Families van traditionele carvers stammen af van de Haida, Tlingit, Tsimshian, Kwakwaka'wakw (Kwakiutl), Nuxalk (Bella Coola) en Nuu-chah-nulth (Nootka), onder anderen, die in de Pacific Northwest wonen (voornamelijk Alaska en Washington en de meest westelijke provincie van Canada) , British Columbia). Verschillende culturen oefenen verschillende snijstijlen uit en geven vaak de voorkeur aan verschillende afbeeldingen en soorten palen.

Een totempaal dichtbij de parlementsgebouwen in Victoria, British Columbia | © Thomas Quine

Hoewel totempalen zeker een aloude eigenschap van pre-contact inheemse culturen waren, werden de meeste van de bekendste polen in parken en musea in de hele regio en in het buitenland na 1860 gekerfd. Vanwege vocht in de regio klimaat en de aard van de gebruikte materialen om de polen te maken, er zijn er maar een paar gemaakt vóór 1900 die nog over zijn. Opmerkelijke voorbeelden, sommige dateren al in 1880, zijn zichtbaar in het Royal British Columbia Museum in Victoria en het Museum of Anthropology aan de Universiteit van British Columbia in Vancouver, Canada.

Een totempaal op Granville Island, Vancouver, British Columbia | © Ruth Hartnup / Flickr

Enerzijds kan koloniaal contact hebben bijgedragen tot de verhoogde productie van deze monumentale gravures: vóór de 19e eeuw hadden carvers de neiging gebruik te maken van gereedschappen gemaakt van steen, schelpen of tanden van dieren. Met de komst van ijzer en staal, werd het proces van het maken van meer gedetailleerde houtsneden in kortere tijdspannes efficiënter.

Totempalen Stanley Park. Vancouver | © Bernard Spragg / Flickr

Aan de andere kant is de geschiedenis van het totempaalsnijden echter gevormd door officiële repressie van inheemse religies en assimilatie- en acculturatiebeleid in zowel de Verenigde Staten als Canada, waardoor totempalen werden gecreëerd ebben en door de eeuwen heen stromen.

Totempalen in Stanley Park, Vancouver, Canada | © mertxe iturrioz / Flickr

Representaties en typen totempalen

Er zijn zes hoofdtypen monumentale palen: gedenkstenen of heraldische palen, graffiguren, huispalen, huizenpoorten of portaalpalen, onthaalpalen en mortuariumpalen . Ze variëren ook in grootte, met stokken aan het huis die soms meer dan een meter breed zijn aan de basis en een hoogte van meer dan 20 meter kunnen bereiken. Voltooide totempalen worden traditioneel opgetrokken als onderdeel van potlatch ceremonies en tonen kuifdieren die geassocieerd zijn met en weerspiegelen de geschiedenis van specifieke familietradities.

Totempalen buiten het Haida Heritage Centre, Graham Island, British Columbia | © Karen Neoh / Flickr

Legacy en toekomst van totempalen

Veel gemeenschappen aan de noordwestkust hebben moeite om totempalen terug te winnen die door koloniale machten bij hen werden weggenomen voor verkoop of tentoonstelling elders. In 2006 repatrieerde de Haisla met succes uit een Zweeds museum een ​​paal die in 1929 werd toegeëigend.
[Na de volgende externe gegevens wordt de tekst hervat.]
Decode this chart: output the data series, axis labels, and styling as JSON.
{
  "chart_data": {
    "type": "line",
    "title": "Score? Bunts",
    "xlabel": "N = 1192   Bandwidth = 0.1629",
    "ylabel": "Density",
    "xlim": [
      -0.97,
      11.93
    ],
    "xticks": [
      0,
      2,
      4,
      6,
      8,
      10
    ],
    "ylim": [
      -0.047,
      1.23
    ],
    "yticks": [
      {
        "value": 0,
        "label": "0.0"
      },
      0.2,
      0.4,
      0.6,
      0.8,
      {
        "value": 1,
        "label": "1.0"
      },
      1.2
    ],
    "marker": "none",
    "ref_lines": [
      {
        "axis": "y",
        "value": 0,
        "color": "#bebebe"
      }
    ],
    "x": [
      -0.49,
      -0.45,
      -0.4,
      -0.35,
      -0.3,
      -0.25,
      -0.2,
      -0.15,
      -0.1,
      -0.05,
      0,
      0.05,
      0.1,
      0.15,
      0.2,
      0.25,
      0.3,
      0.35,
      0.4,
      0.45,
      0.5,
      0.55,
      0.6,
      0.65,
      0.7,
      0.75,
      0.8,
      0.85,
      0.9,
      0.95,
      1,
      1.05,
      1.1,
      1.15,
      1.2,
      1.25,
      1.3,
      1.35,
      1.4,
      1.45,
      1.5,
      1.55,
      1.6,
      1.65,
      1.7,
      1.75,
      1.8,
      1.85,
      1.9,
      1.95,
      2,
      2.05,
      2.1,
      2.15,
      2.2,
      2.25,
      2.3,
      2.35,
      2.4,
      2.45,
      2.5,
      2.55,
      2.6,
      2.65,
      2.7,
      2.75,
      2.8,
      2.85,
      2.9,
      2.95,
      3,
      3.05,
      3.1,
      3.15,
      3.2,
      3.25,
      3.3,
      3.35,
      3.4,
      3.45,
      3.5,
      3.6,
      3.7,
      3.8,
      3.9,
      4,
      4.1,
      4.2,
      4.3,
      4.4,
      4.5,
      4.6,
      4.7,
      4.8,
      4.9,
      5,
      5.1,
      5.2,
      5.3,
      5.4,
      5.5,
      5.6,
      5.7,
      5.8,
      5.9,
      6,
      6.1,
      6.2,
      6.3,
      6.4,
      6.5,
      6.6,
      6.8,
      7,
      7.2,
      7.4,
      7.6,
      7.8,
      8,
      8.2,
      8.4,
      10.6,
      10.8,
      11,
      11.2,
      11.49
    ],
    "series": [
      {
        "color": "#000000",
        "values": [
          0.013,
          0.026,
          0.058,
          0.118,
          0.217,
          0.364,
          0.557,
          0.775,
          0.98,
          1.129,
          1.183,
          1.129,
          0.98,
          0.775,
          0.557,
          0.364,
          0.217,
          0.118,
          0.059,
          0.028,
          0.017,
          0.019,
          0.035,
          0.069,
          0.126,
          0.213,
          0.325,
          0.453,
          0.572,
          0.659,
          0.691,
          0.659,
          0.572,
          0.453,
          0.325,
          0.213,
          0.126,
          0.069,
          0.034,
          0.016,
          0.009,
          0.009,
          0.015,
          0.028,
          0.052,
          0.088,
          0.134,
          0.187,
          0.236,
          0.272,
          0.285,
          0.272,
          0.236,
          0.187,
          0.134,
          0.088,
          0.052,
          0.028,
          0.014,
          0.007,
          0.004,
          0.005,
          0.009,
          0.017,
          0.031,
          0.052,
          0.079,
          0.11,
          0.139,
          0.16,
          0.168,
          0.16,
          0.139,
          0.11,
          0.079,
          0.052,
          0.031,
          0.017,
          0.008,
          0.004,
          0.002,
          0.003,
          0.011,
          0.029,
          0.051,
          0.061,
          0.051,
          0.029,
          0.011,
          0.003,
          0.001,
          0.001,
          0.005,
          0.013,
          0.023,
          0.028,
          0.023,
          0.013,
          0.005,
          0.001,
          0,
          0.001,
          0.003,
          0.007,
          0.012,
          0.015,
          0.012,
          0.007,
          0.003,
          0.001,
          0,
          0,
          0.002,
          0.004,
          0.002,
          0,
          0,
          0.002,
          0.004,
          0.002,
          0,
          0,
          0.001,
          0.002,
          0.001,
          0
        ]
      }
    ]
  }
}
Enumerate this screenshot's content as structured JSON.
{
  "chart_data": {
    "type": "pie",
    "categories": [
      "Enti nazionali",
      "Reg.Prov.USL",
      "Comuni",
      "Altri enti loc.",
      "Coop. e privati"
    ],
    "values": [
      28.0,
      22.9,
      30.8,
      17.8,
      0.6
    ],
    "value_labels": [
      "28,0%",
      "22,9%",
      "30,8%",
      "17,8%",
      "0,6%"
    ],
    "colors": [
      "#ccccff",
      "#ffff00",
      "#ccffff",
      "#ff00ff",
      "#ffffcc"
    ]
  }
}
Ondanks de voortdurende druk die wordt gecreëerd door culturele, politieke en territoriale inbreuken, blijft de kunst van het totempaalsnijden overleven. Carvers van vorige generaties, zoals Charlie Edenshaw (ca. 1839-1920), Charlie James (1867-1938), Ellen Neel (1916-66) en Mungo Martin (1879-1962), inspireerde kunstenaars zoals Henry Hunt (1923- 85), Bill Reid (1920-98), Douglas Cranmer (1927-2006), Tony Hunt (1942-), Norman Tait (1941-2016) en Robert Davidson (1946-) om de traditie vooruit te helpen. Vandaag blijven er inspanningen geleverd om nieuwe generaties carvers te inspireren.